Iron on oak, the icehouse doors loomed over him. He stood on paving stones, his feet hidden in the smoke streaming under the crack. He'd dropped the key in the grave so he raised his hands and used the power of the wolf to move the hinges. They opened slowly, creaking, wood splitting as the locks snapped. A fire burned inside -- black braziers smoking with flesh and charcoal to either side of a stone slab and coffin.

Turning, Johnny looked to his rear, deep into the graveyard. It was too dark to see Alice. It was too dark to see anything other than the moon rising at the treetops. He knew she had got past Chet and Grant. Perhaps she was hanging out down by the obelisks. No matter, his game wasn't the childish sort of Chet and Grant's. He wanted the amulet and he knew beyond any doubt that if he wanted to keep a witch's amulet and make it work, then he had to burn the witch.

The pyre had been prepared. He walked into the icehouse and pulled a torch from an iron cup in the limestone wall. It ignited in his hands. Walking to the coffin, he used his left hand to throw the lid open. A garish waxen face caught the torchlight and the horrible stench of a body not fully embalmed came to his nostrils. He inhaled deeply then set the torch back in the wall and went in deeper to get the flasks of oil he’d stored.

Perfumed scents of oil sweetened the rot of death. Johnny soaked the corpse thoroughly and used the torch to ignite it -- magnificent flames rose on the burning body, the heat forcing him to step back from the slab. Another fire began to burn in his mind. He kissed the wolf fang and whispered the incantation, then he turned to face the graveyard as the transformation began.

His hair whitened, lengthened and thickened like weeds. Great strength rushed to his hands, forcing them to bend and grow. Blood rushed in his limbs, his chest expanded and fire began to gather behind his eyes.

As his nose lengthened his night vision came to him and he spotted Alice way down by the gate. It had somehow been thrown open and she was running for the forest path.

Thought she could get away, the little fool. A growl rose in his thickening throat. He decided to wait a few moments for the transformation to finish, and then the power of the wolf would carry him to her.
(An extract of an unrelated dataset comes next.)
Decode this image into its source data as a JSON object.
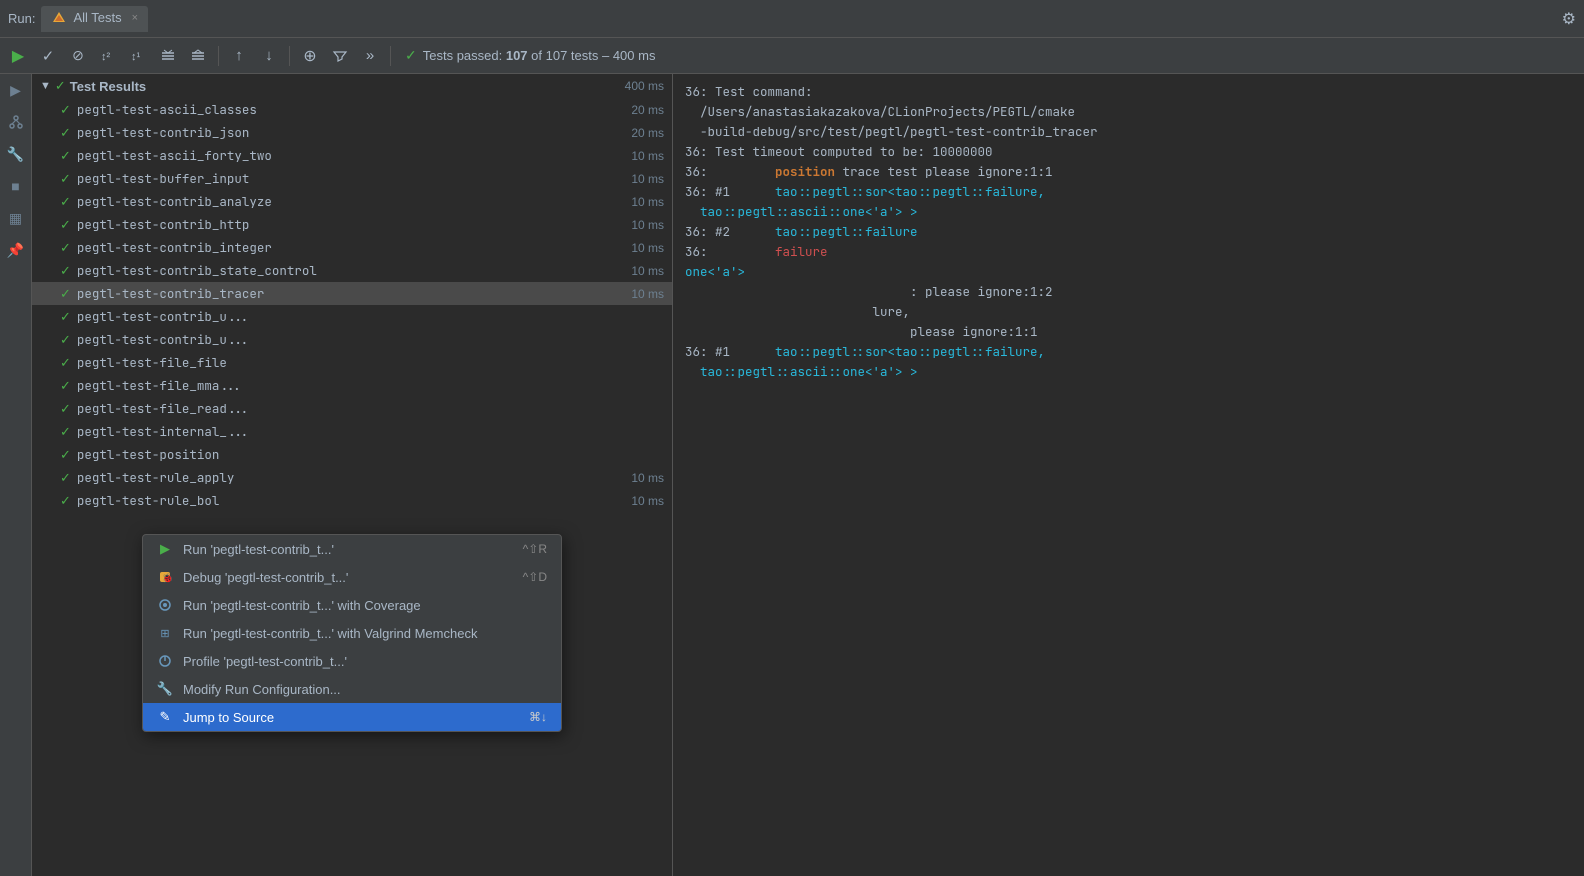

A sudden thunder drew his eyes to the treetops, and as he looked the ground began to shake. Beyond the tree wall the night sky had risen like a giant. A cloud mass swirled behind some huge thing as it approached. On the ground the wind had died. Choking smoke rose around him, a terrible roar shook the stones, earthquake convulsions knocking some of them down.

Thundering feet came into view at the gate, the repercussions threatening to topple the icehouse. Johnny rushed out as a slab fell behind him and crushed the coffin. He went down the crumbling hill, but even with wolf paws he was unable to keep his footing. Mud took his legs and he slid, landing back in the open grave he’d just left.

At the bottom he whimpered like a frightened dog and stared up, then he hissed as he saw Godzilla rising. The massive feet came down right next to the grave, shaking cold earth in his eyes, and when his wolf vision cleared he saw the enormous head and dagger teeth.

Godzilla roared mightily and reached down to seize him. He had no angle of escape, but could only howl --- and before the big jaws closed on him he saw the rubbery neck.  Just like on monster tube- he was sure he could see the zipper.